Wenn ich allerdings im Windows einstelle...das die Ordner mit nur einem klick geöffnet werden sollen funktioniert es einwandfrei.
(Kontakte in ICQ lass sich auch nicht mehr per Doppelklick öffnen...)
An der Maus liegt es nicht! Habe verschiedene ausprobiert...und mit keiner geht es.  Also muss es irgendwas Windows internes sein.
Ps: OS ist Windows 7


Edit:
Was mir grad aufgefallen ist..wenn ich der Maus Option auf die beiden Tasten vertausche... dann geht das mit dem öffnen...tausche ich zurück ...geht die andere Taste auch wieder!  Aber nach einem Neustart muss ich das gleiche Spiel wieder machen.


----------



## Argead (25. Oktober 2009)

hast du vielleicht an der wiederholrate beim doppelklick rumgefummelt?
Das ist die Einstellung die den zeitlichen abstand zwischen 2 klicks festlegt um als doppelklick erkannt zu werden.

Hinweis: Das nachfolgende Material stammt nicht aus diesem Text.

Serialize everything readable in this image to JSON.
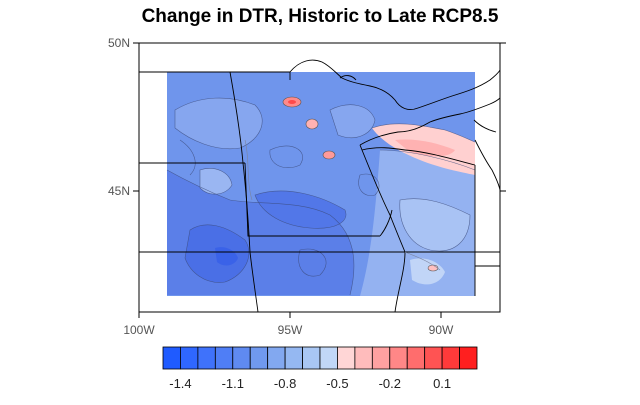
{
  "title": "Change in DTR, Historic to Late RCP8.5",
  "map": {
    "lon_ticks": [
      "100W",
      "95W",
      "90W"
    ],
    "lat_ticks": [
      "50N",
      "45N"
    ]
  },
  "colorbar": {
    "colors": [
      "#1f5bff",
      "#2f67ff",
      "#3f72fb",
      "#4f7ef6",
      "#5f8af1",
      "#7099ef",
      "#82a8f0",
      "#95b8f2",
      "#a9c7f4",
      "#c1d7f7",
      "#ffd6d6",
      "#ffbcbc",
      "#ffa1a1",
      "#ff8787",
      "#ff6d6d",
      "#ff5353",
      "#ff3a3a",
      "#ff1f1f"
    ],
    "labels": [
      "-1.4",
      "-1.1",
      "-0.8",
      "-0.5",
      "-0.2",
      "0.1"
    ]
  }
}
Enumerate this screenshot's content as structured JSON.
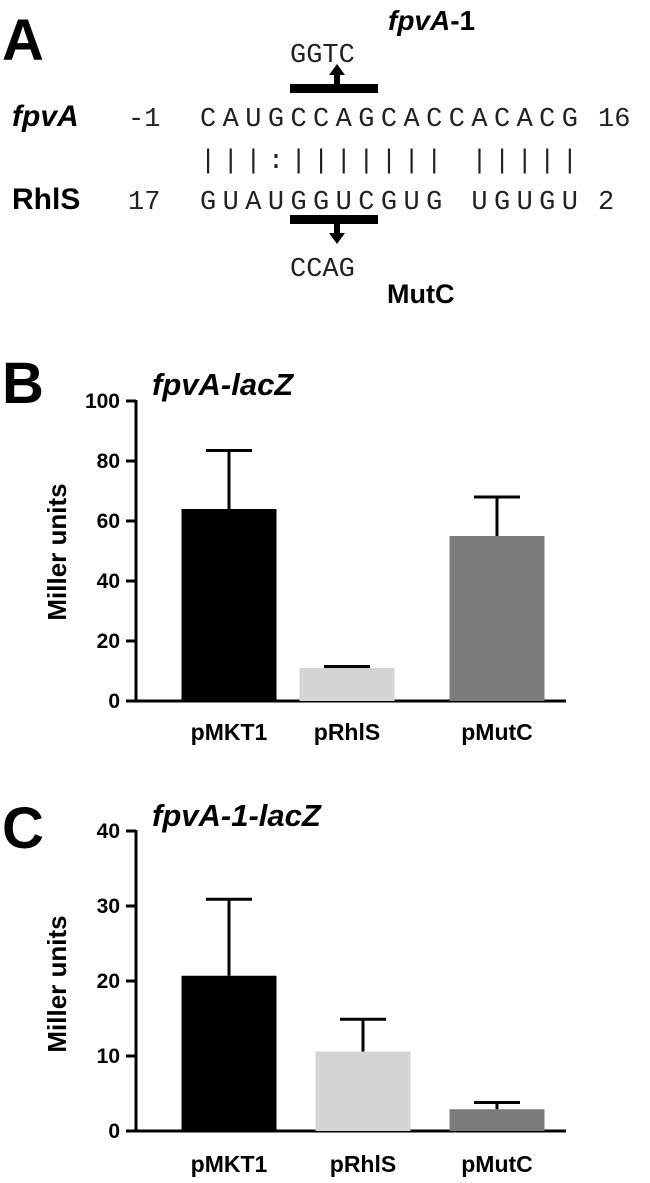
{
  "panel_a": {
    "letter": "A",
    "top_mutant_name": "fpvA",
    "top_mutant_suffix": "-1",
    "top_substitution": "GGTC",
    "fpva_label": "fpvA",
    "fpva_start": "-1",
    "fpva_sequence": "CAUGCCAGCACCACACG",
    "fpva_end": "16",
    "pairing": "|||:|||||||  |||||",
    "rhls_label": "RhlS",
    "rhls_start": "17",
    "rhls_sequence": "GUAUGGUCGUG UGUGU",
    "rhls_end": "2",
    "bottom_substitution": "CCAG",
    "bottom_mutant_name": "MutC"
  },
  "panel_b_letter": "B",
  "panel_c_letter": "C",
  "chart_data": [
    {
      "type": "bar",
      "title": "fpvA-lacZ",
      "ylabel": "Miller units",
      "xlabel": "",
      "categories": [
        "pMKT1",
        "pRhlS",
        "pMutC"
      ],
      "values": [
        64,
        11,
        55
      ],
      "errors": [
        19.5,
        0.5,
        13
      ],
      "colors": [
        "#000000",
        "#d4d4d4",
        "#7b7b7b"
      ],
      "ylim": [
        0,
        100
      ],
      "yticks": [
        "0",
        "20",
        "40",
        "60",
        "80",
        "100"
      ],
      "grid": false
    },
    {
      "type": "bar",
      "title": "fpvA-1-lacZ",
      "ylabel": "Miller units",
      "xlabel": "",
      "categories": [
        "pMKT1",
        "pRhlS",
        "pMutC"
      ],
      "values": [
        20.7,
        10.6,
        2.9
      ],
      "errors": [
        10.2,
        4.3,
        0.9
      ],
      "colors": [
        "#000000",
        "#d4d4d4",
        "#7b7b7b"
      ],
      "ylim": [
        0,
        40
      ],
      "yticks": [
        "0",
        "10",
        "20",
        "30",
        "40"
      ],
      "grid": false
    }
  ]
}
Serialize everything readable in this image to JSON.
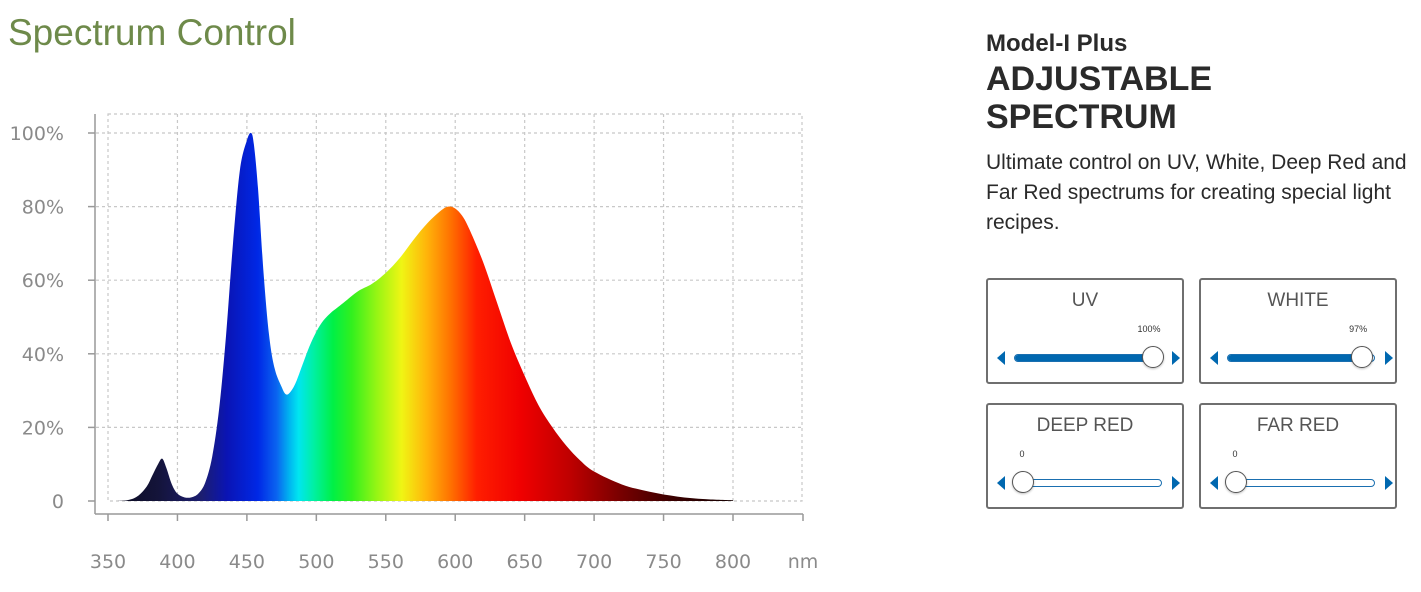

Probier mal das zu ändern.


----------



## Stingray93 (25. Oktober 2009)

Bringt nichts 
Sonst würde es ja auch nicht gehen wenn ich die Tasten umkehre.
Sehr komisch das ganze...ich versuch es erst mal mit einem neuen Treiber.


----------



## Wannseesprinter (25. Oktober 2009)

Du hast eine andere Maus griffbereit, um es mit dieser zu testen? Das mit dem Vertauschen der Tasten, dass es dann funktioniert, klinkt sehr verdächtig nach einem Problems seitens der Maus.


----------



## Stingray93 (25. Oktober 2009)

Wie ich geschrieben habe, habe ich es mit einer anderen Maus probiert, außerdem...wenn ich die Seiten vertausche (Sprich die Rechte ist nun zum Klicken) und dann zurück tausche (Die Linke ist wieder zum klicken!) geht die linke taste auch wieder... weiß bis jetzt noch nicht woran es liegt...werde das morgen mal weiter untersuchen


----------